Olivier Depardon: perle rare du rock indé
14/06/2013

Olivier Depardon, 10 ans après Virago, livre son premier album solo. L’envie de retrouver la lumière, pas celle des spotlight, mais la vraie: celle qui vient de l’intérieur. Pour Déhiscence, Olivier retrace son parcours et raconte comment il a suivi la voie du « soleil dans la pluie« . Un chemin fait de patience pour celui qui se voit comme un « artisan », mais dont les compositions s’apparentent bien plus à de l’orfèvrerie.

– Olivier, cela faisait longtemps que tu n’avais plus composé pour toi-même. Où as-tu trouvé l’élan nécessaire pour te remettre à l’ouvrage? 

Virago a été une expérience très intense. A sa suite, j’ai eu besoin de me poser et de faire autre chose. Pour moi, c’était faire du son. J’ai toujours aimé ça. Alors, en parallèle, j’ai fait des enregistrements pour d’autres groupes. J’ai pris du temps pour expérimenter des choses. Et, petit à petit, en travaillant aux côtés d’autres artistes, l’envie de recomposer à commencer à me tirailler. j’ai pris conscience que j’avais à nouveau des choses à dire, différentes d’avant, moins rentre-dedans. Je crois que j’ai également ressenti le besoin de m’affirmer en tant qu’ Olivier Depardon.

– Dans ton titre « je suis », tu souffles le chaud et le froid, tu brouilles les pistes avec beaucoup d’aisance. Qui es-tu Olivier? Une âme sombre?

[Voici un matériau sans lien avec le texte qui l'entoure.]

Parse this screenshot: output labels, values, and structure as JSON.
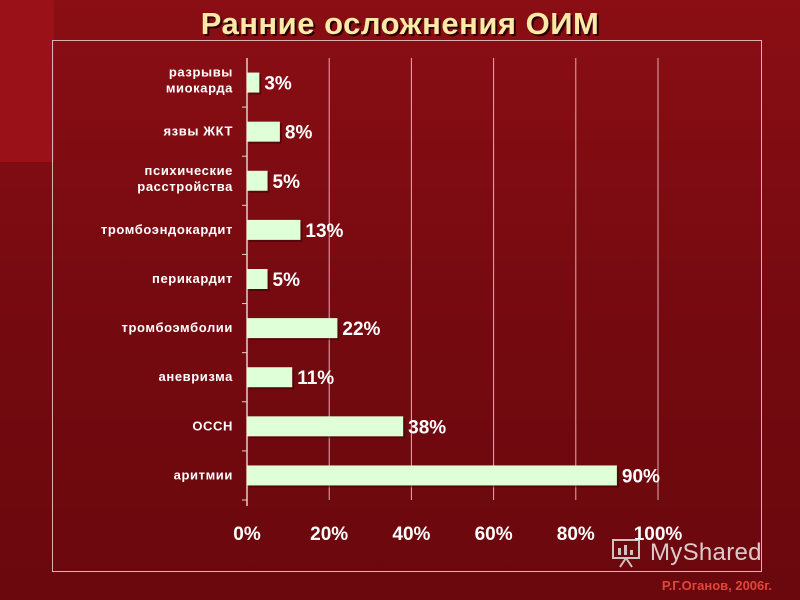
{
  "title": "Ранние осложнения ОИМ",
  "credit": "Р.Г.Оганов, 2006г.",
  "watermark": "MyShared",
  "colors": {
    "background": "#7a0c10",
    "bar": "#dfffd8",
    "title": "#ffe9a8",
    "credit": "#e0473c"
  },
  "chart_data": {
    "type": "bar",
    "orientation": "horizontal",
    "title": "Ранние осложнения ОИМ",
    "categories": [
      [
        "разрывы",
        "миокарда"
      ],
      [
        "язвы ЖКТ"
      ],
      [
        "психические",
        "расстройства"
      ],
      [
        "тромбоэндокардит"
      ],
      [
        "перикардит"
      ],
      [
        "тромбоэмболии"
      ],
      [
        "аневризма"
      ],
      [
        "ОССН"
      ],
      [
        "аритмии"
      ]
    ],
    "values": [
      3,
      8,
      5,
      13,
      5,
      22,
      11,
      38,
      90
    ],
    "value_labels": [
      "3%",
      "8%",
      "5%",
      "13%",
      "5%",
      "22%",
      "11%",
      "38%",
      "90%"
    ],
    "xlim": [
      0,
      100
    ],
    "xticks": [
      0,
      20,
      40,
      60,
      80,
      100
    ],
    "xtick_labels": [
      "0%",
      "20%",
      "40%",
      "60%",
      "80%",
      "100%"
    ],
    "xlabel": "",
    "ylabel": "",
    "grid": "vertical",
    "legend": "none"
  }
}
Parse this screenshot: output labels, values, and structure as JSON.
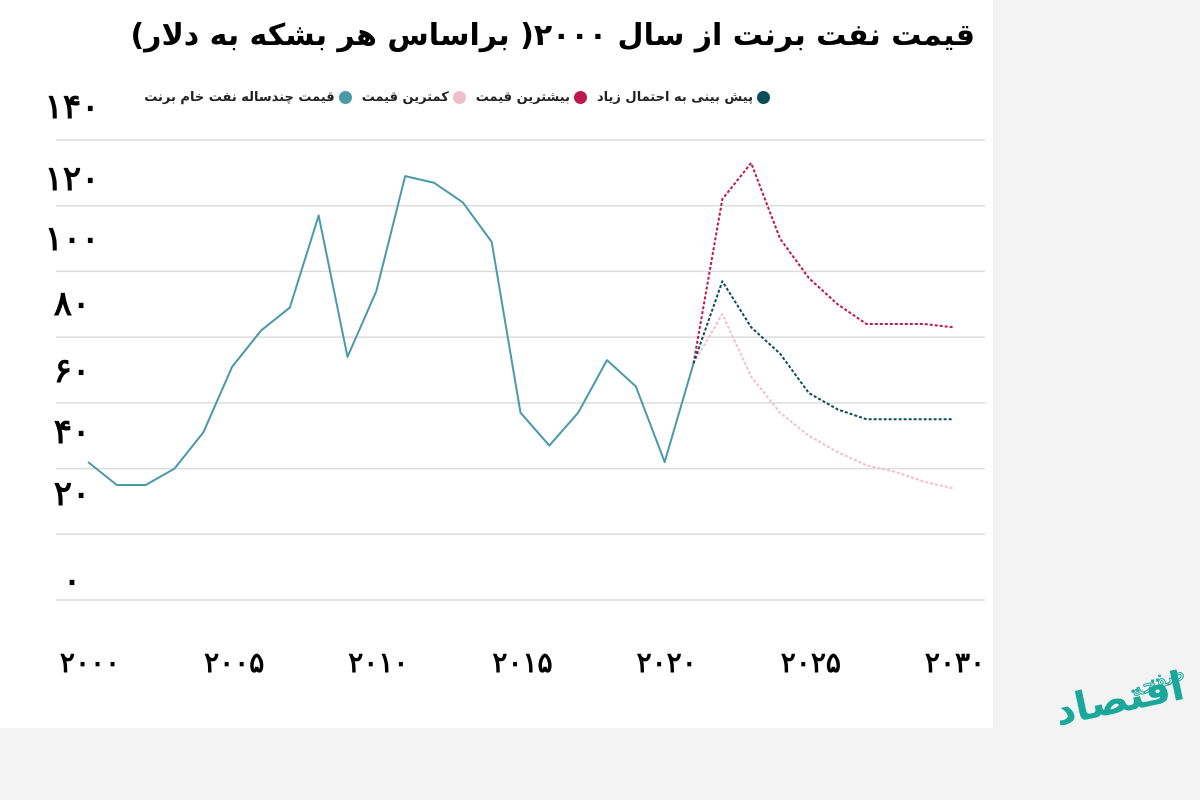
{
  "chart_data": {
    "type": "line",
    "title": "قیمت نفت برنت از سال ۲۰۰۰( براساس هر بشکه به دلار)",
    "xlabel": "",
    "ylabel": "",
    "ylim": [
      0,
      140
    ],
    "xlim": [
      2000,
      2030
    ],
    "grid": true,
    "legend_placement": "top",
    "y_ticks": [
      0,
      20,
      40,
      60,
      80,
      100,
      120,
      140
    ],
    "y_tick_labels": [
      "۰",
      "۲۰",
      "۴۰",
      "۶۰",
      "۸۰",
      "۱۰۰",
      "۱۲۰",
      "۱۴۰"
    ],
    "x_ticks": [
      2000,
      2005,
      2010,
      2015,
      2020,
      2025,
      2030
    ],
    "x_tick_labels": [
      "۲۰۰۰",
      "۲۰۰۵",
      "۲۰۱۰",
      "۲۰۱۵",
      "۲۰۲۰",
      "۲۰۲۵",
      "۲۰۳۰"
    ],
    "series": [
      {
        "name": "قیمت چندساله نفت خام برنت",
        "color": "#4a9aaa",
        "style": "solid",
        "x": [
          2000,
          2001,
          2002,
          2003,
          2004,
          2005,
          2006,
          2007,
          2008,
          2009,
          2010,
          2011,
          2012,
          2013,
          2014,
          2015,
          2016,
          2017,
          2018,
          2019,
          2020,
          2021
        ],
        "values": [
          42,
          35,
          35,
          40,
          51,
          71,
          82,
          89,
          117,
          74,
          94,
          129,
          127,
          121,
          109,
          57,
          47,
          57,
          73,
          65,
          42,
          72
        ]
      },
      {
        "name": "کمترین قیمت",
        "color": "#f0bfcd",
        "style": "dotted",
        "x": [
          2021,
          2022,
          2023,
          2024,
          2025,
          2026,
          2027,
          2028,
          2029,
          2030
        ],
        "values": [
          72,
          87,
          68,
          57,
          50,
          45,
          41,
          39,
          36,
          34
        ]
      },
      {
        "name": "بیشترین قیمت",
        "color": "#c0174f",
        "style": "dotted",
        "x": [
          2021,
          2022,
          2023,
          2024,
          2025,
          2026,
          2027,
          2028,
          2029,
          2030
        ],
        "values": [
          72,
          122,
          133,
          110,
          98,
          90,
          84,
          84,
          84,
          83
        ]
      },
      {
        "name": "پیش بینی  به احتمال زیاد",
        "color": "#0d4d5a",
        "style": "dotted",
        "x": [
          2021,
          2022,
          2023,
          2024,
          2025,
          2026,
          2027,
          2028,
          2029,
          2030
        ],
        "values": [
          72,
          97,
          83,
          75,
          63,
          58,
          55,
          55,
          55,
          55
        ]
      }
    ]
  },
  "logo": {
    "text": "صفحه اقتصاد",
    "color": "#1aa89a"
  }
}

– Je dois admettre que j’ai toujours bien aimé l’ambigüité. Mais aujourd’hui, même si les choses et les idées demeurent en perpétuel  mouvement, j’apprends à mieux me connaitre. Je tends vraiment à aller vers le solaire.

A l’époque de Virago, mes chansons prenaient une tournure assez thérapeutique. A l’inverse, les textes de cet album rayonnent un peu plus. Lorsque les gens me disent  » tes textes sont sombres », je peux leur affirmer que j’ai, par le passé, été beaucoup plus sombre que ça!
Dans ce titre en particulier [ndlr: Je suis], je me questionne. Je me livre à une forme d’ introspection. Sa finalité, c’est de pouvoir accepter ses phases mineuses et les autres, celles qui sont plus lumineuses. Ensuite, il faut trouver un équilibre à tout ça.

– Pour sortir de tes tourments intérieurs?

– Aujourd’hui, j’ai 40 ans. D’une certaine manière je me sens plus apaisé et, d’une autre, il y a des choses qui rejaillissent. L’unique aspect qui change vraiment, c’est le regard que je porte sur ce qui m’entoure et sur moi-même. Par dessus tout, j’essaie d’être en phase avec mes choix de vie. Et concrètement, Un soleil dans la pluie m’a permis de revenir avec une nouvelle énergie.

– Beaucoup ressentent ta musique comme un mode d’expression à la marge. Ta manière de chanter, à la limite du « déclamé », enfonce le clou. Qu’est ce qui, selon toi, touche ton public et le rend aussi fidèle?

– Je crois que ceux qui font la démarche de venir m’écouter ont, a priori, une certaine sensibilité à ma manière d’écrire et de composer. Ils sont autant de réceptacles accueillants pour ma musique et ils en prennent possession. Mes mots entrent en résonnance avec leurs propres expériences, leur vécu. Je parle de choses assez universelles finalement.

« Un soleil dans la pluie » a été salué unanimement par la critique. Penses- tu déjà au prochain album?

–  L’envie est bien là, oui! Je devrais me mettre rapidement sur ce prochain album. J’ai déjà pas mal d’idées, des choses en gestation. Il devrait prendre un autre rythme, certainement plus rapide.

En parallèle, je vais aussi pouvoir me mettre au service de projets différents: jouer avec d’autres gens, d’autres instruments comme le violon, par exemple. Là, encore, j’y puise une nouvelle énergie. Je me nourris de tous ces échanges.

Depardon 001

Merci Olivier. Des mélodies lumineuses et hypnotiques, un verbe haut mais sans emphase, du don de soi… Pour ces raisons, tu fais partie de ceux qui donnent un vrai relief à la chanson française. En perle rare du rock indé, tu nous donnes à croire que les démarches sincères existent encore.